Однажды я угощала пришедших старушек чаем, а брат лежал в полузабытьи на своей кровати. На пороге появился мордастый, с наглыми глазами мужчина (видимо его дружок) и вразвалочку подошёл к больному. Он сам себе подставил табуретку, как будто нас и вовсе не было рядом, долго вглядывался в глаза моему брату и, наконец, спросил:

- Что – хреново, Миха? Надо же такой сюрприз! Хана твоё дело?

- Как видишь, дело моё грязь.

Они ещё долго о чём-то говорили, неясно, полунамёками, а потом гость взял со стола стакан и бесцеремонно выплеснул недопитый чай к порогу. В его руках появилась бутылка водки, и он протянул наполненный стакан брату. Тот замотал высохшей головой, в его глазах мелькнул животный страх. Я никогда такого за братом не замечала. А пришедший гость продолжал настаивать:

- Тяни, Миша. Всё полегче станет. А там все будем… Овраг большой – клади да клади! – он притворно засмеялся и добавил. – Эх ты! Раньше башкой надо было думать. А теперь уже всё равно… Пей! Легче будет.

Меня взяла оторопь. Что он себе позволяет! Но сказать я ещё ничего не успела, как тоненько, но гневно зазвенел голосок бабы Лиды.

- Что ты там ему предлагаешь!? Человек высох, как свечка. Нельзя ему! Разве не видишь! Выпит и умрёт!

Мужчина встал, обвёл нас презрительным взглядом и, опрокинув водку в рот, поставил стакан на стол.

- Извините, - сказал он, сволочно улыбаясь. – Но поздно! Поздно! А я ему хочу, как лучше.

Повернувшись к брату, он низко склонился над ним, пободал его лбом в лоб и, чуть сдерживая соскальзывающий к рыданью голос, выдавил:

- Не прощаюсь, братуха! Не здесь, так там, всё равно увидимся.
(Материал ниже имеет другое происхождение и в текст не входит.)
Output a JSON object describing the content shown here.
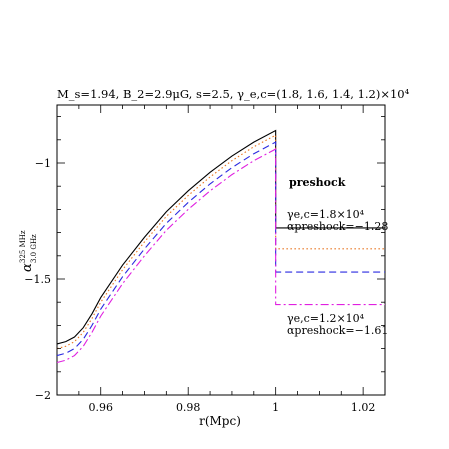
{
  "chart_data": {
    "type": "line",
    "title": "M_s=1.94, B_2=2.9μG, s=2.5, γ_e,c=(1.8, 1.6, 1.4, 1.2)×10⁴",
    "xlabel": "r(Mpc)",
    "ylabel": "α 325 MHz / 3.0 GHz",
    "xlim": [
      0.95,
      1.025
    ],
    "ylim": [
      -2,
      -0.75
    ],
    "xticks": [
      0.96,
      0.98,
      1,
      1.02
    ],
    "xtick_labels": [
      "0.96",
      "0.98",
      "1",
      "1.02"
    ],
    "yticks": [
      -2,
      -1.5,
      -1
    ],
    "ytick_labels": [
      "−2",
      "−1.5",
      "−1"
    ],
    "series": [
      {
        "color": "#000000",
        "dash": "",
        "x": [
          0.95,
          0.952,
          0.954,
          0.956,
          0.958,
          0.96,
          0.965,
          0.97,
          0.975,
          0.98,
          0.985,
          0.99,
          0.995,
          1.0
        ],
        "y": [
          -1.78,
          -1.77,
          -1.75,
          -1.71,
          -1.65,
          -1.58,
          -1.44,
          -1.32,
          -1.21,
          -1.12,
          -1.04,
          -0.97,
          -0.91,
          -0.86
        ],
        "preshock": -1.28
      },
      {
        "color": "#e8731c",
        "dash": "1.5,2.5",
        "x": [
          0.95,
          0.952,
          0.954,
          0.956,
          0.958,
          0.96,
          0.965,
          0.97,
          0.975,
          0.98,
          0.985,
          0.99,
          0.995,
          1.0
        ],
        "y": [
          -1.8,
          -1.79,
          -1.77,
          -1.73,
          -1.67,
          -1.6,
          -1.46,
          -1.34,
          -1.23,
          -1.14,
          -1.06,
          -0.99,
          -0.93,
          -0.88
        ],
        "preshock": -1.37
      },
      {
        "color": "#2a2ae0",
        "dash": "7,4",
        "x": [
          0.95,
          0.952,
          0.954,
          0.956,
          0.958,
          0.96,
          0.965,
          0.97,
          0.975,
          0.98,
          0.985,
          0.99,
          0.995,
          1.0
        ],
        "y": [
          -1.83,
          -1.82,
          -1.8,
          -1.76,
          -1.7,
          -1.63,
          -1.49,
          -1.37,
          -1.26,
          -1.17,
          -1.09,
          -1.02,
          -0.96,
          -0.91
        ],
        "preshock": -1.47
      },
      {
        "color": "#e020e0",
        "dash": "8,3,2,3",
        "x": [
          0.95,
          0.952,
          0.954,
          0.956,
          0.958,
          0.96,
          0.965,
          0.97,
          0.975,
          0.98,
          0.985,
          0.99,
          0.995,
          1.0
        ],
        "y": [
          -1.86,
          -1.85,
          -1.83,
          -1.79,
          -1.73,
          -1.66,
          -1.52,
          -1.4,
          -1.29,
          -1.2,
          -1.12,
          -1.05,
          -0.99,
          -0.94
        ],
        "preshock": -1.61
      }
    ],
    "annotations": {
      "preshock": "preshock",
      "upper_gamma": "γe,c=1.8×10⁴",
      "upper_alpha": "αpreshock=−1.28",
      "lower_gamma": "γe,c=1.2×10⁴",
      "lower_alpha": "αpreshock=−1.61"
    },
    "grid": false,
    "legend": "none"
  }
}
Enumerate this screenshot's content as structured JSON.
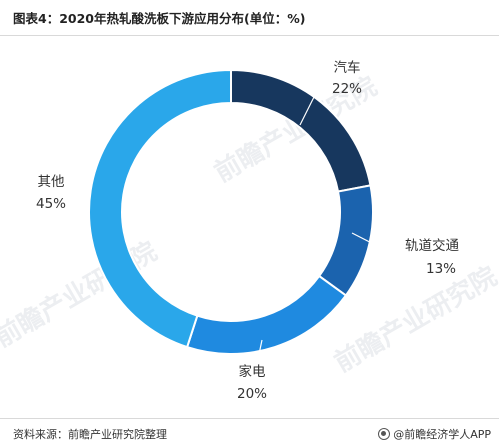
{
  "title": "图表4：2020年热轧酸洗板下游应用分布(单位：%)",
  "source": "资料来源：前瞻产业研究院整理",
  "brand": "@前瞻经济学人APP",
  "watermark": "前瞻产业研究院",
  "chart_data": {
    "type": "pie",
    "donut": true,
    "title": "图表4：2020年热轧酸洗板下游应用分布(单位：%)",
    "unit": "%",
    "start": "top, clockwise",
    "slices": [
      {
        "label": "汽车",
        "value": 22,
        "value_label": "22%",
        "color": "#17375e"
      },
      {
        "label": "轨道交通",
        "value": 13,
        "value_label": "13%",
        "color": "#1b63ae"
      },
      {
        "label": "家电",
        "value": 20,
        "value_label": "20%",
        "color": "#1f8ae0"
      },
      {
        "label": "其他",
        "value": 45,
        "value_label": "45%",
        "color": "#2aa7ea"
      }
    ]
  }
}
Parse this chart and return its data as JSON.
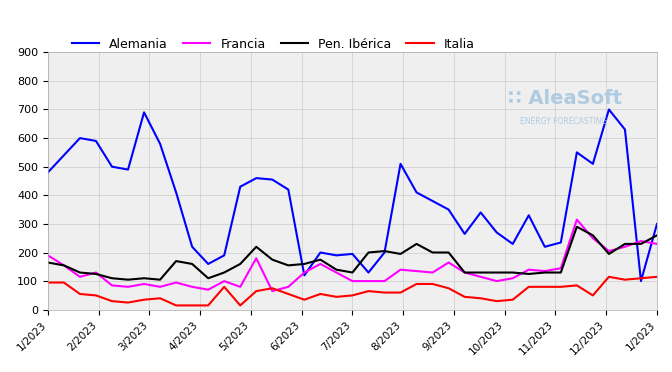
{
  "colors": {
    "Alemania": "#0000ff",
    "Francia": "#ff00ff",
    "Pen. Ibérica": "#000000",
    "Italia": "#ff0000"
  },
  "ylim": [
    0,
    900
  ],
  "yticks": [
    0,
    100,
    200,
    300,
    400,
    500,
    600,
    700,
    800,
    900
  ],
  "x_labels": [
    "1/2023",
    "2/2023",
    "3/2023",
    "4/2023",
    "5/2023",
    "6/2023",
    "7/2023",
    "8/2023",
    "9/2023",
    "10/2023",
    "11/2023",
    "12/2023",
    "1/2023"
  ],
  "background_color": "#ffffff",
  "grid_color": "#cccccc",
  "watermark_text": "AleaSoft",
  "watermark_sub": "ENERGY FORECASTING",
  "alemania": [
    480,
    540,
    600,
    590,
    500,
    490,
    690,
    580,
    410,
    220,
    160,
    190,
    430,
    460,
    455,
    420,
    120,
    200,
    190,
    195,
    130,
    200,
    510,
    410,
    380,
    350,
    265,
    340,
    270,
    230,
    330,
    220,
    235,
    550,
    510,
    700,
    630,
    100,
    300
  ],
  "francia": [
    190,
    155,
    115,
    130,
    85,
    80,
    90,
    80,
    95,
    80,
    70,
    100,
    80,
    180,
    65,
    80,
    130,
    160,
    130,
    100,
    100,
    100,
    140,
    135,
    130,
    165,
    130,
    115,
    100,
    110,
    140,
    135,
    145,
    315,
    250,
    205,
    220,
    240,
    230
  ],
  "iberica": [
    165,
    155,
    130,
    125,
    110,
    105,
    110,
    105,
    170,
    160,
    110,
    130,
    160,
    220,
    175,
    155,
    160,
    175,
    140,
    130,
    200,
    205,
    195,
    230,
    200,
    200,
    130,
    130,
    130,
    130,
    125,
    130,
    130,
    290,
    260,
    195,
    230,
    230,
    260
  ],
  "italia": [
    95,
    95,
    55,
    50,
    30,
    25,
    35,
    40,
    15,
    15,
    15,
    80,
    15,
    65,
    75,
    55,
    35,
    55,
    45,
    50,
    65,
    60,
    60,
    90,
    90,
    75,
    45,
    40,
    30,
    35,
    80,
    80,
    80,
    85,
    50,
    115,
    105,
    110,
    115
  ]
}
Он вышел из комнаты, по-матросски качаясь, на своих крепких ногах.

Нам было как-то неловко. Бабушки вскоре ушли. А я почувствовала такую гнетущую тяжесть, словно меня раздавили катком. Брат спал, отвернувшись к стене.
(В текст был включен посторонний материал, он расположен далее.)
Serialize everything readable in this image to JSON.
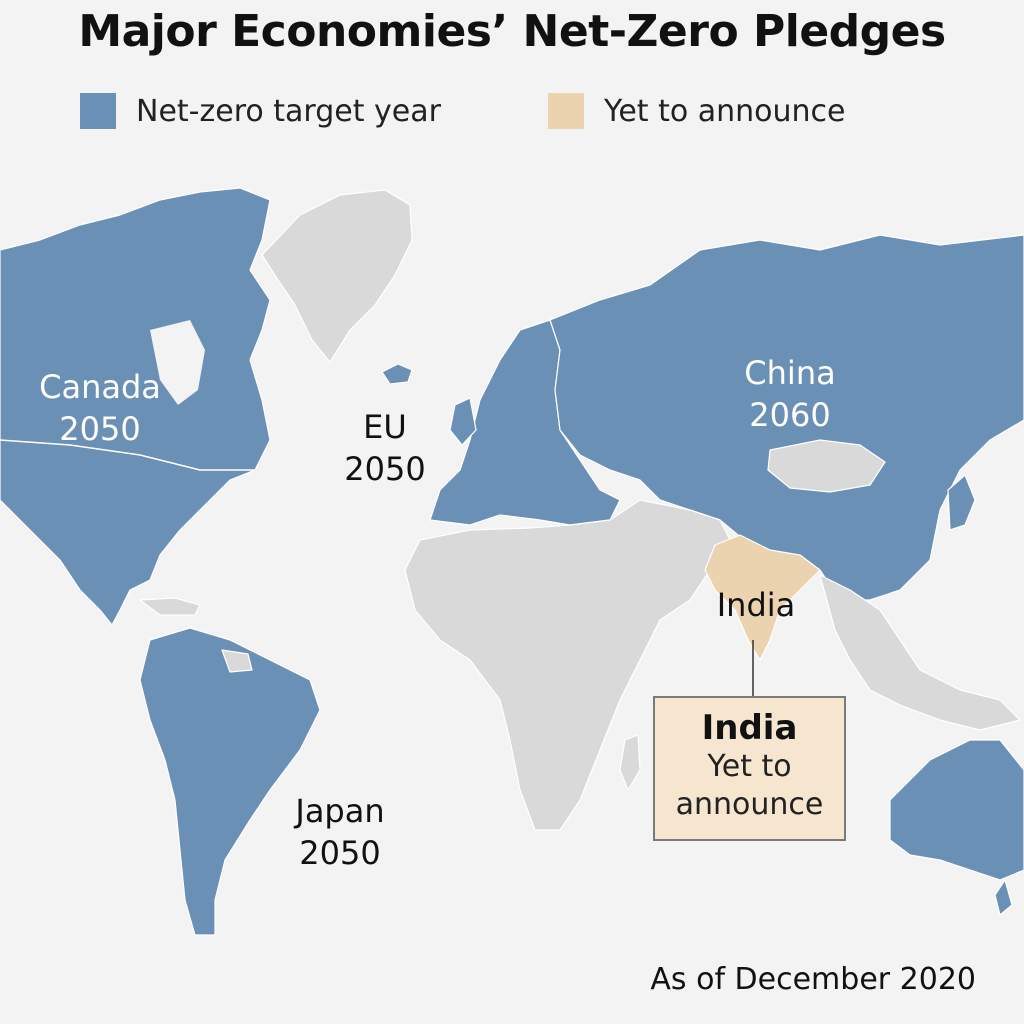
{
  "title": "Major Economies’ Net-Zero Pledges",
  "legend": [
    {
      "label": "Net-zero target year",
      "color": "#6b90b5"
    },
    {
      "label": "Yet to announce",
      "color": "#ecd3b0"
    }
  ],
  "colors": {
    "pledged": "#6b90b5",
    "announce": "#ecd3b0",
    "other": "#d9d9d9",
    "ocean": "#f3f3f3"
  },
  "labels": {
    "canada": {
      "name": "Canada",
      "year": "2050"
    },
    "eu": {
      "name": "EU",
      "year": "2050"
    },
    "china": {
      "name": "China",
      "year": "2060"
    },
    "india": {
      "name": "India"
    },
    "japan": {
      "name": "Japan",
      "year": "2050"
    }
  },
  "callout": {
    "title": "India",
    "status": "Yet to announce"
  },
  "note": "As of December 2020"
}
Я присела рядом с ним и задумалась. Я до сих пор полностью не отошла от смерти мамы. Она умерла внезапно, как все сердечники, но смутное предчувствие надвигающейся беды мучило меня задолго до её смерти. Особенно ночью, когда я просыпалась от непонятного страха и больше не могла заснуть. Или же глаза вдруг наполнялись беспричинными слезами, приходилось убегать, прятаться и реветь в подушку.

Вот и сейчас я почувствовала, как страдания брата отзываются слепой тревогой в моей душе, противиться этому было бы кощунством. Что-то природное, первозданное, от первых сгустков протоплазмы, живущее во тьме веков, просыпалось и поднималось во мне на поверхность, над слоем наносных обид и непонимания. Я прощала всё плохое, намеренно или невольно совершённое моим братом от одной только мысли, что его жизнь кончается рядом. Меня пугал вопрос: а что если обиды, боль, унижения, доставленные другим, уйдут после смерти с тобой туда, за грань дозволенного пониманию, станут твоей визитной карточкой. Страх пугает не только идущих в неизвестность, но и их провожающих.
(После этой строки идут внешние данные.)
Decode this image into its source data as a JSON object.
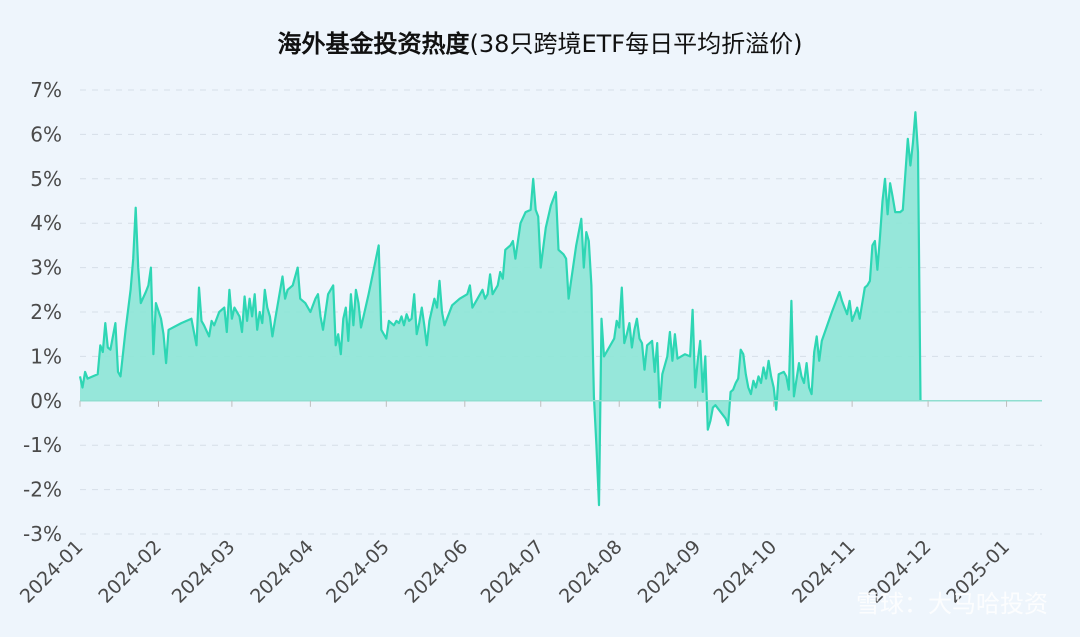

Будить брата я не решилась. Закрыв его снаружи, я постучалась в дверь к бабе Дуне и, передав ей ключи, попросила присмотреть пока за моим братом. Она охотно согласилась, отвернувшись от меня, перекрестилась несколько раз и тихо сказала:

- Иди, иди, доченька. Устала ты… Мы его посмотрим. Отдохни. Недолго ему маяться осталось, грешному. Корни в земле просыпаются…

Последние слова бабы Дуни мне были не понятны. Но я не стала переспрашивать.

Ночью мне не спалось. Что-то тревожило.

Я оделась и вышла во двор. Ночь поражала своей красотой. Далёкие миры мерцали на чёрном небе, и мне хотелось верить, что и они живые, дышат и умеют радоваться. Я долго любовалась ночным небом, и в голове вдруг возникла знакомая, но до конца не понятая фраза Иммануила Канта о поражавшем его воображение звёздном небе и нравственном законе души. Что же мог видеть великий мыслитель в душе, в этом потаённом от посторонних глаз уголке? Я стояла и думала, отыскивая удовлетворительный ответ. И с каждой минутой во мне крепло убеждение, что силы, создавшие человека, влили в него не только красную кровь, но и ещё вторую, которая будет всегда мучить и терзать его за всё содеянное во зло и принимать боль и страдания других, как свои; незримой гравитацией связывать воедино всех живущих на земле.

Увидеть брата живым мне было не суждено. Эта ночь стала для него последней. Под утро он скончался.

Баба Дуня рассказывала, что всю ночь под окнами выла собака, мешала спать. Чуть свет баба Дуня вошла в комнату к моему брату – он ещё дышал, но жизнь вскоре покинула его.